Dass Venter trotz der Hindernisse an dem Projekt festhält, hat schließlich weniger mit Entdeckerdrang als mit dem möglichen kommerziellen Nutzen der Arbeit zu tun: Genetisch optimierte Einzeller, die durch ein paar Ergänzungen in ihrem Erbgut im Labor und in der Biotech-Industrie wie mikroskopische Roboter alles erledigen, was man ihnen per DNA-Code einprogrammiert.

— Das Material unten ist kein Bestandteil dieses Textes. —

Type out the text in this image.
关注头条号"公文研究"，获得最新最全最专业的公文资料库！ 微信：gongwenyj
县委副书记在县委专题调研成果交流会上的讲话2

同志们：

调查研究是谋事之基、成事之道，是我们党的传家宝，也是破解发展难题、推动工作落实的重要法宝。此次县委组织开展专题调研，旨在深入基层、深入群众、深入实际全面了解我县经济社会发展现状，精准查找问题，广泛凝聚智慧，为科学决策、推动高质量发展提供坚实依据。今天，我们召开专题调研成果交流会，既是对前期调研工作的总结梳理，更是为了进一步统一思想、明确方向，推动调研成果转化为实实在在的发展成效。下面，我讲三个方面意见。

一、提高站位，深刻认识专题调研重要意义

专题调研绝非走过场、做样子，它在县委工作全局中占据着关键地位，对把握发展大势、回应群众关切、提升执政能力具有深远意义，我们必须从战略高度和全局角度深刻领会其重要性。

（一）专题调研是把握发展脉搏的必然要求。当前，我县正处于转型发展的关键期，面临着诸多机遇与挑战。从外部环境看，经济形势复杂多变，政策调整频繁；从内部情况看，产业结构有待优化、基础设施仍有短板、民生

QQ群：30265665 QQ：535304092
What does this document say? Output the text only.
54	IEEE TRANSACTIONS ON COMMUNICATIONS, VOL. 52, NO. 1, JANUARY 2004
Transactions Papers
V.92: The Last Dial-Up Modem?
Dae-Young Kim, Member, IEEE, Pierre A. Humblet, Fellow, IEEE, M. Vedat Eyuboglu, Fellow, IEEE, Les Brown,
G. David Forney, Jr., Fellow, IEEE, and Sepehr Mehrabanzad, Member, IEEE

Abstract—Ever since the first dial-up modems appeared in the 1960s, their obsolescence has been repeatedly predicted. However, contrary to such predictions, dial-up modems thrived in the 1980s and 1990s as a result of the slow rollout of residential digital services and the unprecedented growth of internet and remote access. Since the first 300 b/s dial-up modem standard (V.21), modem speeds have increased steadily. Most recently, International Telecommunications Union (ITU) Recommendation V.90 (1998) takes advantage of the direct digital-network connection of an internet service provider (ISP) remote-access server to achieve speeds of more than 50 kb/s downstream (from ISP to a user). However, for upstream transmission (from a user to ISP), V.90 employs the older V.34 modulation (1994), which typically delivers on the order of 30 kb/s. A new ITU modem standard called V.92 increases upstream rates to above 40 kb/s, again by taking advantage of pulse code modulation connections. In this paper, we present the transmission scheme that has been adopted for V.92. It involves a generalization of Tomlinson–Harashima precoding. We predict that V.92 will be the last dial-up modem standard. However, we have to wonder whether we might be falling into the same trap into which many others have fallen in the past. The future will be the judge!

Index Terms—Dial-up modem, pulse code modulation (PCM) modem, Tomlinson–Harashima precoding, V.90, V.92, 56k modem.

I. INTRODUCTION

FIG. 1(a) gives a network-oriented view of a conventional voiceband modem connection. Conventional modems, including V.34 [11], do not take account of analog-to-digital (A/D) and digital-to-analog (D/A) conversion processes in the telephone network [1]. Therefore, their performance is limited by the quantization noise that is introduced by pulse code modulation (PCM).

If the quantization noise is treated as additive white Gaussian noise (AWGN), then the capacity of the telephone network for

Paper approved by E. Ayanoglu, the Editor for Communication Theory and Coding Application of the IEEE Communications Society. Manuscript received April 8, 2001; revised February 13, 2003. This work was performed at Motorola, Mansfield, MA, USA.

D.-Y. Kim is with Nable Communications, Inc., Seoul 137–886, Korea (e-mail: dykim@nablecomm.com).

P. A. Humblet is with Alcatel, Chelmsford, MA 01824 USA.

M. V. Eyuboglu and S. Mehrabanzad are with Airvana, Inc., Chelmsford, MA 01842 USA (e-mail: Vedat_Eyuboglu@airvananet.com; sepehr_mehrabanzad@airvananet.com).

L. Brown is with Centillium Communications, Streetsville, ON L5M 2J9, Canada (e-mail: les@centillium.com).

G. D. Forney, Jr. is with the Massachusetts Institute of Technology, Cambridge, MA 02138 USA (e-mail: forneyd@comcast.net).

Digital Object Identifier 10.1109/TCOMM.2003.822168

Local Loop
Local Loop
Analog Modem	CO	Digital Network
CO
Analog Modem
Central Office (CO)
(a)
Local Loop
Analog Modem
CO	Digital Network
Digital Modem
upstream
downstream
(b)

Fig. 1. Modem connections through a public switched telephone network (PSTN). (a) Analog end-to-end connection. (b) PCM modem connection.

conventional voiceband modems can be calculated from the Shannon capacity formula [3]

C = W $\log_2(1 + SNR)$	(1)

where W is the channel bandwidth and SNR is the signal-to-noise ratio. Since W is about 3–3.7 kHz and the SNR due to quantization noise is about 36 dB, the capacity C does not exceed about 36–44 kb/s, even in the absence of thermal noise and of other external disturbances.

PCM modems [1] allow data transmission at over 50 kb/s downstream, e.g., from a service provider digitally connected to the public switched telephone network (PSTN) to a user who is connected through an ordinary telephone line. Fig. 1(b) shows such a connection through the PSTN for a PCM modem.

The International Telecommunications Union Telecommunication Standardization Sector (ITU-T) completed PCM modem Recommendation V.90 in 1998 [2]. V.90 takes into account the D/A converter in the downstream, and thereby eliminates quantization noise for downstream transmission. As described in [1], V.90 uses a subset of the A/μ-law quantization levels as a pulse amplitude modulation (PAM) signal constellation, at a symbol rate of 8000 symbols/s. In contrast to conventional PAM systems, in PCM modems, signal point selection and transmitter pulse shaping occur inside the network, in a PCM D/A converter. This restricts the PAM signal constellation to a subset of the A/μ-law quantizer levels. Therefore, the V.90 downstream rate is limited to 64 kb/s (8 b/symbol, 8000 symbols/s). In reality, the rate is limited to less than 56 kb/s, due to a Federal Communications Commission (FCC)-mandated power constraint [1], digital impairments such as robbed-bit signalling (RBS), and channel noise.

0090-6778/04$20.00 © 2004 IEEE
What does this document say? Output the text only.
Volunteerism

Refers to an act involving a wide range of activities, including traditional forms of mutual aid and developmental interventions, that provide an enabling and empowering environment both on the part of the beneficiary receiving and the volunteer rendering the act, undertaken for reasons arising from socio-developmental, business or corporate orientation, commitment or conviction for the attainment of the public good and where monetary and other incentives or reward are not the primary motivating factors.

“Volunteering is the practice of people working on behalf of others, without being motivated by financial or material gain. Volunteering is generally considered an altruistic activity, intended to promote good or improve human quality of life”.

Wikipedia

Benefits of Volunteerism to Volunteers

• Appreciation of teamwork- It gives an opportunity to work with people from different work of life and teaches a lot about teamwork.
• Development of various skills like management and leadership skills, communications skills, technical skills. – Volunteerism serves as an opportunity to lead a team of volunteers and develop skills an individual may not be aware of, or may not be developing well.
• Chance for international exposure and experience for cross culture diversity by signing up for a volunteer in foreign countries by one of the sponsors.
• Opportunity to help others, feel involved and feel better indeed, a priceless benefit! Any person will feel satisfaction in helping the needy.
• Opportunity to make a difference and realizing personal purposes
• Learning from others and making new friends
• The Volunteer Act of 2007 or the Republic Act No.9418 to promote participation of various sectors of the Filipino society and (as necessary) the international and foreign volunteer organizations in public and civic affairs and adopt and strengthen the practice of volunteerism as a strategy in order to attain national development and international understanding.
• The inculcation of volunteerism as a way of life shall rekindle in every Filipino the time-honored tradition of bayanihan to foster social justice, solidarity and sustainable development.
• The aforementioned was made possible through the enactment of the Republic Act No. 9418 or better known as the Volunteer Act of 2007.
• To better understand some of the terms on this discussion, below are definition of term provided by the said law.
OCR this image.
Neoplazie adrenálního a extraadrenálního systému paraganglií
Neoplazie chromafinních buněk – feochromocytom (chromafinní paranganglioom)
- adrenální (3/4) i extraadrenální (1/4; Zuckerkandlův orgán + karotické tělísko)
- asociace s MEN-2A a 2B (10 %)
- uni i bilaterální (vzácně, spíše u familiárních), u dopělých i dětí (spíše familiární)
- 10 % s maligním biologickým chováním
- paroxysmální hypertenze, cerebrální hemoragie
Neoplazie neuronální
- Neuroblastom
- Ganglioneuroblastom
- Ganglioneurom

Wie in einem Baukastensystem mit Zusatzgenen ausgestattet könnten sie zum Beispiel Medikamente herstellen, Kunststoff oder andere Chemikalien wie Biosprit, und dabei gleich noch das Treibhausgas CO₂ aus der Atmosphäre holen. Oder sie verwandeln Umweltgifte in harmlose Stoffe. Craig Venter sieht einen Milliardenmarkt für synthetische Biologie heranwachsen. Um die Konkurrenz auf Abstand zu halten, hat er bereits 2007 Patentanträge für seine damals noch hypothetischen Minimalmikroben gestellt.